Listed in the Baltimore census as a twenty-five year old builder, Costigan arrived in Madison in 1837 alongside others who migrated west from eastern states in search of both cheaper land and opportunities. He built his house in 1850, perhaps as a farewell showpiece. The Costigan House is considered a marvel in design with Costigan fitting the grand stylistic details associated with Greek Revival homes onto a narrow twenty-two-foot wide city lot. The exterior proportions fool the eye into thinking it is an ordinary two story brick home. The red brick building is rectangular in plan with a sandstone foundation. The long windows are made of some of the most slender wood components found in any mid-nineteenth century home. A projecting cornice with dentils and beading creates an entry portico supported by Greek-inspired columns.

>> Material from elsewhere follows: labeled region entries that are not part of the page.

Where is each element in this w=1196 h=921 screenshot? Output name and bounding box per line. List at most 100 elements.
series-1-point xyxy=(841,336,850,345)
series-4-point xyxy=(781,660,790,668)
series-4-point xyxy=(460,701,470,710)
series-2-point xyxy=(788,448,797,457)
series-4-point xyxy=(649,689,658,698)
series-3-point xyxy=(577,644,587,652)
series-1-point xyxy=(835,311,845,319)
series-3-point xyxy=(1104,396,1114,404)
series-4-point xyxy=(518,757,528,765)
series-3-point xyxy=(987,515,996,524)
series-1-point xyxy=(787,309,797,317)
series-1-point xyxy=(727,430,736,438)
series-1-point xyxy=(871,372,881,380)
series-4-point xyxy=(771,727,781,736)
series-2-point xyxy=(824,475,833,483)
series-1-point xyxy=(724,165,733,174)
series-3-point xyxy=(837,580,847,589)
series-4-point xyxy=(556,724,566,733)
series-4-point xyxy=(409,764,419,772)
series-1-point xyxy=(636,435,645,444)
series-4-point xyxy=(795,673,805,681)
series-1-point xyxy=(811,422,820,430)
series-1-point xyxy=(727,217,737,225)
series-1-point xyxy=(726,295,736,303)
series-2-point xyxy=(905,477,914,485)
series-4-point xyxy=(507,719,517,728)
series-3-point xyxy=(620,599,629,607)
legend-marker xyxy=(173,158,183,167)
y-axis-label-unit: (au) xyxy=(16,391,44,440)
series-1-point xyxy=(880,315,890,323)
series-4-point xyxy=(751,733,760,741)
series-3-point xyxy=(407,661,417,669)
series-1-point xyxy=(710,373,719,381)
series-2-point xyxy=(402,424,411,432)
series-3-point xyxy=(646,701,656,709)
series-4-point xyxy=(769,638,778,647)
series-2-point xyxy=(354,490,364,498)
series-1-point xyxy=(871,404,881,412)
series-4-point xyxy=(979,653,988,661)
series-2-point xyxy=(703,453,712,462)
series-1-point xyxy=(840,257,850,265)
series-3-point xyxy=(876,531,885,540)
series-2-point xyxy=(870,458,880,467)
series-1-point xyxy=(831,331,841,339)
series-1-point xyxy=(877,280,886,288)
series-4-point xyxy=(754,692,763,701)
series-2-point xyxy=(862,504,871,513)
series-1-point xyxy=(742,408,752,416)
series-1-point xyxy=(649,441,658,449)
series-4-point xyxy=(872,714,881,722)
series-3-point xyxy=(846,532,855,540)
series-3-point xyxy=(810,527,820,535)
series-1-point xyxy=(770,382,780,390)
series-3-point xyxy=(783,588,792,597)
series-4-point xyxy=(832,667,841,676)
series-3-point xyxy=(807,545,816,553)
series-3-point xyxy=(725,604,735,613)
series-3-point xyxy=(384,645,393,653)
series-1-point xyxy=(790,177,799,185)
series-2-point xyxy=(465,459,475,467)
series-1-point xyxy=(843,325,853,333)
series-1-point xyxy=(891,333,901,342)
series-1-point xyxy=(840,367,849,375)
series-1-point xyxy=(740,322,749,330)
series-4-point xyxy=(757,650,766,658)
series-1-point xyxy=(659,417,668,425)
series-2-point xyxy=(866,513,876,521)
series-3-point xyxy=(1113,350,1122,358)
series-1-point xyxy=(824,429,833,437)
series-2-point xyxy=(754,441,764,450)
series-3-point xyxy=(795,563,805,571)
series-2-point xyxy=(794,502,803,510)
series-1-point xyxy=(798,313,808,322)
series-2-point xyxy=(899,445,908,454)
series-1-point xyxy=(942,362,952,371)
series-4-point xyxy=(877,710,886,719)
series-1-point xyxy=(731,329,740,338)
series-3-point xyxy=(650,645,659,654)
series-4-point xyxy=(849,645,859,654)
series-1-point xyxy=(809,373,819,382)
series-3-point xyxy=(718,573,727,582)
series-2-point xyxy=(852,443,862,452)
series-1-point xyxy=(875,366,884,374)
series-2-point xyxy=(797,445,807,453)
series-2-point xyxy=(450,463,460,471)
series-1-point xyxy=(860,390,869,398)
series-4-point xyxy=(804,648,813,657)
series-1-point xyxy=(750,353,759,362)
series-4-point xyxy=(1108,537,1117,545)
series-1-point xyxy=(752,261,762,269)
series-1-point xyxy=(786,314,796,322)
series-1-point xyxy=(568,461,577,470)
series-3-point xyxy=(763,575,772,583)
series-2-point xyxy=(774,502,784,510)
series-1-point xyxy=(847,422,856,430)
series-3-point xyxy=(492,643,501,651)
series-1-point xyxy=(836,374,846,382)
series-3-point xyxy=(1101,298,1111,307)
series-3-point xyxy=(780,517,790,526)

The interior of the house is fashioned with such skill and imagination that, even today, architects and historians consider it a masterpiece of design for a narrow lot. The entry is a pocket door which slides into a void in the brick load-bearing wall – an unusual feat of engineering. Notable interior design elements include a thirty-five foot long parlor with curved plaster walls and a curved door. In the parlor, which is sixteen feet wide with ceilings over twelve feet tall, one immediately feels the space and grandeur. It is possible to forget that the room is nearly the total width of the structure. It is designed to give the sense of a grand double parlor without the visual barrier of walls. The unique, nearly hidden staircase leads to spacious and bright bedrooms with unusual wall configurations that provide closet space, unheard of for the time period. To appreciate the beauty and cleverness of this construction, one must visit the property now operated as a museum by Historic Madison, Inc.
By 1852, Costigan and his family were living in Indianapolis where he built public and private structures. Unfortunately, all of his structures in Indianapolis were lost due to expansion and modernization; not one survives. Though he was a respected architect in the state’s capital, his death in 1865, coming only four days after Lincoln’s assassination, went almost unnoticed.